With fuel efficiency legislation before the General Assembly this short session - the Clean Cars Study bill and the Energy Efficient State Motor Vehicle Fleets bill – now is the time for local governments to commit to cleaner vehicle fleets.
Emergency response vehicles are among the most fuel inefficient of public vehicles. By necessity, the vehicular behavior of EMS vehicles is not very green: prolonged idling, quick starts and stops, rapid acceleration, etc. EMS vehicles should not be left out of the current green fleet initiative.
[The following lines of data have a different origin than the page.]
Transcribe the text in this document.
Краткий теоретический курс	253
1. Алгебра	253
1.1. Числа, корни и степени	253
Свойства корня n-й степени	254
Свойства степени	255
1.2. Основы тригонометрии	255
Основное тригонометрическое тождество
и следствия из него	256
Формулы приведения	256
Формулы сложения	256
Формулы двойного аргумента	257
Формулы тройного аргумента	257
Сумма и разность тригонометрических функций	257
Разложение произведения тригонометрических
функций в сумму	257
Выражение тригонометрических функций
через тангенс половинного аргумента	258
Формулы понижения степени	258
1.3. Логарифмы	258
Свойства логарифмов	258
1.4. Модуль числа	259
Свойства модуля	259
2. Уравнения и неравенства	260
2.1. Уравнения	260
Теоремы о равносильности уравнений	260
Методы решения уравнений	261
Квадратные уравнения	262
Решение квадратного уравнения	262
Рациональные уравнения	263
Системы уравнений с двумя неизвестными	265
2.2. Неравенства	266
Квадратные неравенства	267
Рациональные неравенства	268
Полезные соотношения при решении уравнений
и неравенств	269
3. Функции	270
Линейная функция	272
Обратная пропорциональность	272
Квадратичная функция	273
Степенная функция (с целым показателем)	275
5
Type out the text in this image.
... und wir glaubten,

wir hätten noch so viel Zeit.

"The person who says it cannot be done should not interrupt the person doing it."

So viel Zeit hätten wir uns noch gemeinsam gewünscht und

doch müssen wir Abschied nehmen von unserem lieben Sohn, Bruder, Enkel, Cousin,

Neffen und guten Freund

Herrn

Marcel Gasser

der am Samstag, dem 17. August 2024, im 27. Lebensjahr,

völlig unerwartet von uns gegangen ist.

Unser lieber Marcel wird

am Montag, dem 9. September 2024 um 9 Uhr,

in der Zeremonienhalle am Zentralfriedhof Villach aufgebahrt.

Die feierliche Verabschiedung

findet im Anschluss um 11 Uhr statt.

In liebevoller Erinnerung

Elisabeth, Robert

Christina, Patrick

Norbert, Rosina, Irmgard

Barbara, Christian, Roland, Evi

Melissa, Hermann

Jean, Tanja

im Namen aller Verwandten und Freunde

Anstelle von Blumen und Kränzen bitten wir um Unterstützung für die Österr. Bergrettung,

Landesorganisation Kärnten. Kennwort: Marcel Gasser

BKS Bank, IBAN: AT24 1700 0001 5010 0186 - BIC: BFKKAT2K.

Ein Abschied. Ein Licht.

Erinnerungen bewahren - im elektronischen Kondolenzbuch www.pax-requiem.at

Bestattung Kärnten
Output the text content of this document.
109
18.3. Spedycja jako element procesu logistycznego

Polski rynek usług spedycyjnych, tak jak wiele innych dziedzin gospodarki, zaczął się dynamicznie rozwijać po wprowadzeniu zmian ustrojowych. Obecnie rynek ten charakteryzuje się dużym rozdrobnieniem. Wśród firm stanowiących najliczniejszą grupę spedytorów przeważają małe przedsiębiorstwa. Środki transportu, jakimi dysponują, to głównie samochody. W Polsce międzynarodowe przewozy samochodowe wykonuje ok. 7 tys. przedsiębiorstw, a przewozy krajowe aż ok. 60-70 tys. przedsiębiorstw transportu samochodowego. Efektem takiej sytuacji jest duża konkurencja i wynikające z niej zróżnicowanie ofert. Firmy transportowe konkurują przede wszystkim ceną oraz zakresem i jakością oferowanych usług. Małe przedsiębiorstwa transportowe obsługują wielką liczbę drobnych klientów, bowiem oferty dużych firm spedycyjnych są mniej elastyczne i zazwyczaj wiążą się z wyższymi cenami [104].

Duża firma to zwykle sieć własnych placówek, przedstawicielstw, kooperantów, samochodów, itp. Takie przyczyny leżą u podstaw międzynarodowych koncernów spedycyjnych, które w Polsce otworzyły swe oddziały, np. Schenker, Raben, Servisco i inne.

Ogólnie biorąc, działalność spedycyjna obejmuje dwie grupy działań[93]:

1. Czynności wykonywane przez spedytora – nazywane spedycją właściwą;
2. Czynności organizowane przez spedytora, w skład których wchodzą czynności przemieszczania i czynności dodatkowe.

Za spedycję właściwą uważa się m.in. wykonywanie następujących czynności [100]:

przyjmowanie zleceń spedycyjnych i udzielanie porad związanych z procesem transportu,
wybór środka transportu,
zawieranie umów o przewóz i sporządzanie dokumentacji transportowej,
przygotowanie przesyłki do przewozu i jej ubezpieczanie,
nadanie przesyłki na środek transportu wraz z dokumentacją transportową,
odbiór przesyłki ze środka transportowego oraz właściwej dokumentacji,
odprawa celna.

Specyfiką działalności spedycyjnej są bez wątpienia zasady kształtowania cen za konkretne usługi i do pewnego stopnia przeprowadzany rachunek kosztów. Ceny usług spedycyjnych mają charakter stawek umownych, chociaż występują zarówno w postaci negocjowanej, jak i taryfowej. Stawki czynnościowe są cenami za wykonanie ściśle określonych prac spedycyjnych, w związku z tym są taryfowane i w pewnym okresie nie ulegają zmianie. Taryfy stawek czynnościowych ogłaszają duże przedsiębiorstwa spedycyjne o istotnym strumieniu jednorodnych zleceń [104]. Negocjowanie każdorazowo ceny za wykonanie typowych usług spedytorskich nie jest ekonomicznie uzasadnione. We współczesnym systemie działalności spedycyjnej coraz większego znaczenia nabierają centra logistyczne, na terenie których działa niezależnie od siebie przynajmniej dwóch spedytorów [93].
An upcoming issue (July) of the Journal of Emergency Medical Services (JEMS) will feature an article by Seth Hawkins, MD, entitled “The Green Machine: Development of a High-Efficiency, Low-Pollution, EMS Response Vehicle” which outlines a study by EMS Burke County, NC, that tested the performance of a hybrid vehicle in EMS operations.
For the study, Burke County EMS used a Ford Escape Hybrid, which is powered by both a combustion engine and an electric engine that are able to run separately or simultaneously. Electric motors are especially efficient in stop-and-go traffic situations since they recover lost heat energy from braking to recharge the car batteries (typically, hybrids have two batteries). Also, electric motors are more efficient than their combustion counterparts at producing torque at low rpm’s, which grant hybrid SUV’s faster acceleration. These reasons among others make hybrid vehicles well suited for EMS needs.
After using the Ford Escape Hybrid as a quick response EMS vehicle for two years, Burke County EMS found the vehicle to perform “without difficulty.” Furthermore, the hybrid was 10% less expensive to purchase, used 50% less gas, and emitted about 50% less greenhouse gasses. Comparatively, hybrid technology provided more power for EMS equipment - sirens, emergency lights, and diagnostic machinery – than traditional SUV’s.
The drawbacks of using the Escape Hybrid were a reduced carrying and towing capacity, as well as more expensive oil filters. However, the study notes that the reduced space never caused a problem for EMS operations, and that the increased oil filter cost is greatly offset by savings in gas.
This report highlights the importance of local action to mitigate climate change. In light of federal inaction to fight global warming, constituent pressure has prompted local community leaders to sign on to the Sierra Club’s Cool Cities campaign. A “Cool City” works to lower its greenhouse gas emissions 7% below 1990 levels by 2012. What is innovative about this campaign is that communities choose their own route to lower emissions. There are now over 40 Cool Cities in North Carolina, and many have fulfilled their obligation by replacing outdated public vehicles with hybrids. In the current push for greener vehicles across North Carolina, it would be irresponsible to overlook EMS vehicles, one of the most wasteful segments of any government fleet.
* Hawkins, Seth C. “The Green Machine: Development of a High Efficiency, Low Pollution EMS Response Vehicle.” (July 2007, pp. 108-120) Journal of Emergency Medical Services.